Roundheads and Cavaliers - Celia Rees

When I was a child, as a change from playing Cowboys and Indians, we would charge about the woods and fields being Roundheads and Cavaliers. I was always a Cavalier, a choice based entirely on feathered hats,  swashbuckling outfits and Captain Marryat's The Children of the New Forest. A book I absolutely loved. I couldn't imagine a more wonderful life: living in the forest, hunting deer, feasting off venison and hiding from pesky Roundheads who were obviously The Enemy.





As I grew older and wiser, I changed my allegiance. I became a Roundhead. I first encountered the Putney Debates when I was studying history at university. I was struck most forcibly by the radical nature of the ideas being discussed and that they were being debated openly by men from all walks of life, from gentlemen landowners to labourers, button sellers and shoemakers, all with a voice that would be heard.


Sir Thomas Fairfax and the General Council of the Army
The debates took place in St Mary's Church, Putney in the Autumn of 1647. This was at the end of the first Civil War period. The forces of the King had been defeated. The New Model Army had triumphed. So much so, that when parliament voted for the army to be disbanded, they refused to go. Instead, the rank and file elected their own representatives, 'agitators', to resist any moves to send them home or to Ireland. A General Council of the Army was established which was made up of not just senior officers but also the agitators, elected by the rank and file, and junior officers from each regiment, so that ordinary soldiers would be heard, their opinions, respected,  alongside 'grandees likeSir Thomas Fairfax and Cromwell.

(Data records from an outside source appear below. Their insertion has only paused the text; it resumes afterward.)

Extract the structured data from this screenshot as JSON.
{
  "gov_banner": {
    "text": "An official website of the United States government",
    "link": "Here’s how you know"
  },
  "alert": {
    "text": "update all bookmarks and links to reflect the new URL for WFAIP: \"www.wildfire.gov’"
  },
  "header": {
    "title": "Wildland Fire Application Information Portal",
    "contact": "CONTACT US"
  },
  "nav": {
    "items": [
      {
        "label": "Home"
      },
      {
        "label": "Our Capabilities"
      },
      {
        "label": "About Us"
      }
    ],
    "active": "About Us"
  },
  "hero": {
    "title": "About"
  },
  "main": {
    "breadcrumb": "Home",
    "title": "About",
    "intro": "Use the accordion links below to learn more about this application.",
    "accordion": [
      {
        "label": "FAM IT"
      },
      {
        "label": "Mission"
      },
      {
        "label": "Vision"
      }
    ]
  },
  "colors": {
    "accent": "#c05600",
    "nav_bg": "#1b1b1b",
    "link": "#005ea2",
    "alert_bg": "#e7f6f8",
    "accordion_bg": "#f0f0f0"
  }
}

The General Council of the Army met at Putney to agree terms with the King which they set out in The Case of the Army Truly Stated but discussion of this submission led to a much more radical paper: An Agreement of the People.




The radical ideas in the Agreement were the subject of the Debates that subsequently took place at St Mary's Church. Ordinary soldiers, sent as the delegates from their regiments, sat alongside junior and senior officers. Even civilians, Levellers, were allowed to participate in open and free debate. No army has ever behaved like this, before or since, and the ideas that emerged from the debates were quite extraordinary for their time, or any time. Colonel Thomas Rainsborough expressed the core of the matter most memorably.


Really I think that the poorest he that is in England hath a life to live as the greatest he; and therefore truly, Sir, I think it's clear that every man that is to live under a Government ought first to put himself under that Government; and I do think that the poorest man in England is not at all bound in a strict sense to that Government that he hath not had a voice to put himself under...

These words call to us down the years, sounding modern to our ears, as simple and clear as on that day in October 1647 when they were first expressed.





The voices that argued so fiercely for freedom and equality on those Autumn days in Putney were soon stifled and repressed. The Debates fell out of history, the transcripts only discovered 250 years later in the archives of Worcester College, Oxford. Not long, ironically, after the franchise demanded so fiercely and eloquently all those years before was finally granted with the Representation of the Pepole Act 1884, and still not every 'he' was included and certainly not every 'she'. Universal adult suffrage was not achieved until 1928.   .  


Those voices might have been stifled, but they were not silenced. They joined a chorus of radical dissent that ran beneath the surface of British history like an underground river, sometimes louder, sometimes softer, but always there, deep and strong, reaching back to the Lollards and on to the Known Men of Tudor England, the Dissenters and Puritans of Elizabethan England, the Levellers and Diggers, the Quakers who would bow their heads to no man and on to the American Revolution, to the Corresponding Societies in London at the time of the French Revolution, given open expression by Tom Paine and Mary Wollstonecroft, running on to the Luddites and Dark Lantern Men, the Tolpuddle Martyrs and the Chartists and finally emerging with the ILP when Keir Hardie took his place in the Parliament that had denied the demands of the New Model Army all those years before. The work was not finished, the cry was taken up by the Pankhursts and the Suffragettes until every she was given her representation.





Standing in the quiet of St Mary's in Putney, surrounded by the passion of the past,  I thought it ironic  that, after the most recent exercise in democracy, we should find ourselves governed by a small clique from a wealth and privileged elite, most of them closely linked to the aristocracy. Roundhead or Cavalier? Do we have to even ask? You get what you vote for, I suppose.